The Great Basquiat





I must have first heard about Jean-Michel Basquiat (1960 - 1988) when the backlash was in full force. He was over-hyped and over-priced, they said. Maybe a fraud whose best talent was hanging with celebs like Madonna. Nonsense. He was truly great, maybe even a genius; an inspired artist whose work was dense, direct, allusive, expressionistic, playful, confusing, ironic, and sincere. Okay, he probably was over-hyped, but that doesn't mean his art wasn't strong.

A high school drop out, he lived on the streets of New York and, working with his friend Al Diaz, did street art under the name SAMO. Their work wasn't graffiti art in any traditional sense. Their art was word focused -- witty and cryptic. Basquiat's own later body of work as a painter incorporated lots of words, often crossed out. This, he said, made you pay more attention to them.

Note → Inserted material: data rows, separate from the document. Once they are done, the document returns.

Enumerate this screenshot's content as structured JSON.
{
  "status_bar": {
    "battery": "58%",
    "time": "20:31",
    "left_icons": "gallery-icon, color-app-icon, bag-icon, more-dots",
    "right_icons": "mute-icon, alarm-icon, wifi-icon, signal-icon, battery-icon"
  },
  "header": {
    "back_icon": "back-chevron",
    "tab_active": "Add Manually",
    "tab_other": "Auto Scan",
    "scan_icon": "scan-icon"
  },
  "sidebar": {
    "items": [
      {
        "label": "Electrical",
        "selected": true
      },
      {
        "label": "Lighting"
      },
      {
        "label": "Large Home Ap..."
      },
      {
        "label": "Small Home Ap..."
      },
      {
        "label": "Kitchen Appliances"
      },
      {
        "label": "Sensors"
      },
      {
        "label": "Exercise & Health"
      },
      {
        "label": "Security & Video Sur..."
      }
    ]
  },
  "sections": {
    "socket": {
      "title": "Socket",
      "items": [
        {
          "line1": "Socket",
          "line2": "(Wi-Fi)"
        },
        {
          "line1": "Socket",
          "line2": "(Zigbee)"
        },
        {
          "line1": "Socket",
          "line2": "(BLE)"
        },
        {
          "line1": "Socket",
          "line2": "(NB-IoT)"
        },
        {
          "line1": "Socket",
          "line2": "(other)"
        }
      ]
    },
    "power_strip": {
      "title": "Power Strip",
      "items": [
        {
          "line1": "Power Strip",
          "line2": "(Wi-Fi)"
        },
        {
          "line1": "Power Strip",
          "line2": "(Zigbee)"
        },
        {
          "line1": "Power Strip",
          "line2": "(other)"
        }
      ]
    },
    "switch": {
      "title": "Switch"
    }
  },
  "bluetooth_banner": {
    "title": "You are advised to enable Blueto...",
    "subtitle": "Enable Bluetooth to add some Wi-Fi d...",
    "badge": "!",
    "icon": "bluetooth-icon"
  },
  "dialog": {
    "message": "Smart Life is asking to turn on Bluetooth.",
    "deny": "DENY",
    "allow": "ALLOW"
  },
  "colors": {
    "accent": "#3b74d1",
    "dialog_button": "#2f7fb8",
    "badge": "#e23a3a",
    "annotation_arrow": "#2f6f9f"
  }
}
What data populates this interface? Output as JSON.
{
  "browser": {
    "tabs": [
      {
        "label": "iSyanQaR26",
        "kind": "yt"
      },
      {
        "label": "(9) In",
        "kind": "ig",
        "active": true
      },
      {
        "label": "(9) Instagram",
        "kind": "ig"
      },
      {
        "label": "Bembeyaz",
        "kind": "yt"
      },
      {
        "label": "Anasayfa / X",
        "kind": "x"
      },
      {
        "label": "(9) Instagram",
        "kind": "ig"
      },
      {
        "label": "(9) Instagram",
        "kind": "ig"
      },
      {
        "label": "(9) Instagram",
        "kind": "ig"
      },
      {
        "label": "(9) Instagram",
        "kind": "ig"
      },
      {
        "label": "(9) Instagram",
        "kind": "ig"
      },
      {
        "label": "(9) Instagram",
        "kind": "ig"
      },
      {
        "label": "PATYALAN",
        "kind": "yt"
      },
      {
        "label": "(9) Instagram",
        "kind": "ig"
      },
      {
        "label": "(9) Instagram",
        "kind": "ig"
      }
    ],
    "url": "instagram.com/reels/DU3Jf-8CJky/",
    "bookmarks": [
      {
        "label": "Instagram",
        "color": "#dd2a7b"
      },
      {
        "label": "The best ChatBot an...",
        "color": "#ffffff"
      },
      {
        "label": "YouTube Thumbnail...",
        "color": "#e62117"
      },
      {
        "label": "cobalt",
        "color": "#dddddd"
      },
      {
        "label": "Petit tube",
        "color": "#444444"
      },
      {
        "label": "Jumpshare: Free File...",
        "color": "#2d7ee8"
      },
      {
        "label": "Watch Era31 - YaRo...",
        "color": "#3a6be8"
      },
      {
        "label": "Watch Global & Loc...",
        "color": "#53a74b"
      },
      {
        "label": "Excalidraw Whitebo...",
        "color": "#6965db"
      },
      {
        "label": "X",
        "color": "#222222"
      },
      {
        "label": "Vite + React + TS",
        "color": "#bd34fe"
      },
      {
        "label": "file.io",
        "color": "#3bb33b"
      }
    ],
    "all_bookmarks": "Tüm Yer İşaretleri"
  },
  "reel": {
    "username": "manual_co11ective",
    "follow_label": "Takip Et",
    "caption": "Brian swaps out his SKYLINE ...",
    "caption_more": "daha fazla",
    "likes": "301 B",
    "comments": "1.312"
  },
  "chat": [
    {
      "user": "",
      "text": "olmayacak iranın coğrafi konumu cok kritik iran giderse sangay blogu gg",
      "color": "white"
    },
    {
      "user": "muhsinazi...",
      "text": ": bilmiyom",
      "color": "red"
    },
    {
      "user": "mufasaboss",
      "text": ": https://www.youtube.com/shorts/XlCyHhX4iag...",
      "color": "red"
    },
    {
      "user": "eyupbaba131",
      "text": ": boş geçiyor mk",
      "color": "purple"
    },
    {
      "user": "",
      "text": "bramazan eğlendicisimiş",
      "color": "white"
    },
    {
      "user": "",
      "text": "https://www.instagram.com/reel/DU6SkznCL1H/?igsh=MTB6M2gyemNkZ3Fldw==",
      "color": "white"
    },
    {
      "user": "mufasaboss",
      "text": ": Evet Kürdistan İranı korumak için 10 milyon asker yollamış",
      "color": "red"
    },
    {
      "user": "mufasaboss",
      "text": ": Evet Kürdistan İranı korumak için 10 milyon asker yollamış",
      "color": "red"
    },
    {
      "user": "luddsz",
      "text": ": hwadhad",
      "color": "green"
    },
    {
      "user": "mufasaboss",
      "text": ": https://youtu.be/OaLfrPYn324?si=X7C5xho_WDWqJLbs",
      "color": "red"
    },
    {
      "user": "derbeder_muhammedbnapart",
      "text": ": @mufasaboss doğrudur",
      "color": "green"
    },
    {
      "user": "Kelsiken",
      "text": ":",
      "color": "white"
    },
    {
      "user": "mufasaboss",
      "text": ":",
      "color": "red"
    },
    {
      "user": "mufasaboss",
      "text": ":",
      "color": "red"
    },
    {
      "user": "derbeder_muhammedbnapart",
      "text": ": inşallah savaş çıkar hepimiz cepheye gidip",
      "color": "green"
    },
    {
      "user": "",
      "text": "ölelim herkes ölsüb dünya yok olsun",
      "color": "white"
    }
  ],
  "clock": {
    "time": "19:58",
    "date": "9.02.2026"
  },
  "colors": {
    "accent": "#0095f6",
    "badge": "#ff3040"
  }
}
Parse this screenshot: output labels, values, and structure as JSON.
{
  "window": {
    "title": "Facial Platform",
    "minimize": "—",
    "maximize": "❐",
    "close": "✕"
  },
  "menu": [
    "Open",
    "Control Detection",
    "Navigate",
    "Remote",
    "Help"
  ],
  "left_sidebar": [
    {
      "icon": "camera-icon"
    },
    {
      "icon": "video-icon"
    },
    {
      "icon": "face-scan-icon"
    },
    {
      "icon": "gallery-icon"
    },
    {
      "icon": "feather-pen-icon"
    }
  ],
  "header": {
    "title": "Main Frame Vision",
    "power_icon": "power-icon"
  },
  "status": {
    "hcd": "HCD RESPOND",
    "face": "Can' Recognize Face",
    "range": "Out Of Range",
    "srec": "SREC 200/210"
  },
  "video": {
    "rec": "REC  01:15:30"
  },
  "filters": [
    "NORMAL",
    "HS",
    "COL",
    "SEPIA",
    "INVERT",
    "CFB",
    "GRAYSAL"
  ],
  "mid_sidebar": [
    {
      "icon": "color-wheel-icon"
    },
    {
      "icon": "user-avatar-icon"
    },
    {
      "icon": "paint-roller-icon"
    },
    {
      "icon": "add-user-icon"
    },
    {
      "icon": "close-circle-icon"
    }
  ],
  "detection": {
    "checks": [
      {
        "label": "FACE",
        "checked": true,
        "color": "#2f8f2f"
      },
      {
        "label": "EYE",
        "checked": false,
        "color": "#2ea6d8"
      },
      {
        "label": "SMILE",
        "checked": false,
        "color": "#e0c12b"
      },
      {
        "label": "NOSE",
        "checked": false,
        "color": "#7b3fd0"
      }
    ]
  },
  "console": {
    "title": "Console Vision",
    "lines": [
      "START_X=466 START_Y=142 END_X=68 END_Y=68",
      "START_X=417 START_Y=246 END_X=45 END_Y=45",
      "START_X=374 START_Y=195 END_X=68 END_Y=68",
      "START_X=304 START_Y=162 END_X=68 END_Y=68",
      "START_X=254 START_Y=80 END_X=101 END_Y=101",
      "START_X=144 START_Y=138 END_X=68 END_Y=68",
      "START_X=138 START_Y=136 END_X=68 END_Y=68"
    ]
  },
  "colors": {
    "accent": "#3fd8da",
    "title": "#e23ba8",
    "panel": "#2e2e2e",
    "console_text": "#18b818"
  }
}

He loved music, and his work was kind of a visual analog to free jazz, or like the intensely associative improvisations of Sonny Rollins. At the same time, he invoked the punk spirit of the 80s, all the while building quite consciously on painting masters such as DeKooning and Rauschenberg, and the Primitivist Dubuffet. His work deserved to be popular. Basquiat couldn't handle the fame, though. I've been meaning to create this post since seeing the superb documentary Jean-Michel Basquiat: The Radiant Child a few weeks ago.


Jean-Michel Basquiat, Trumpet, 1984.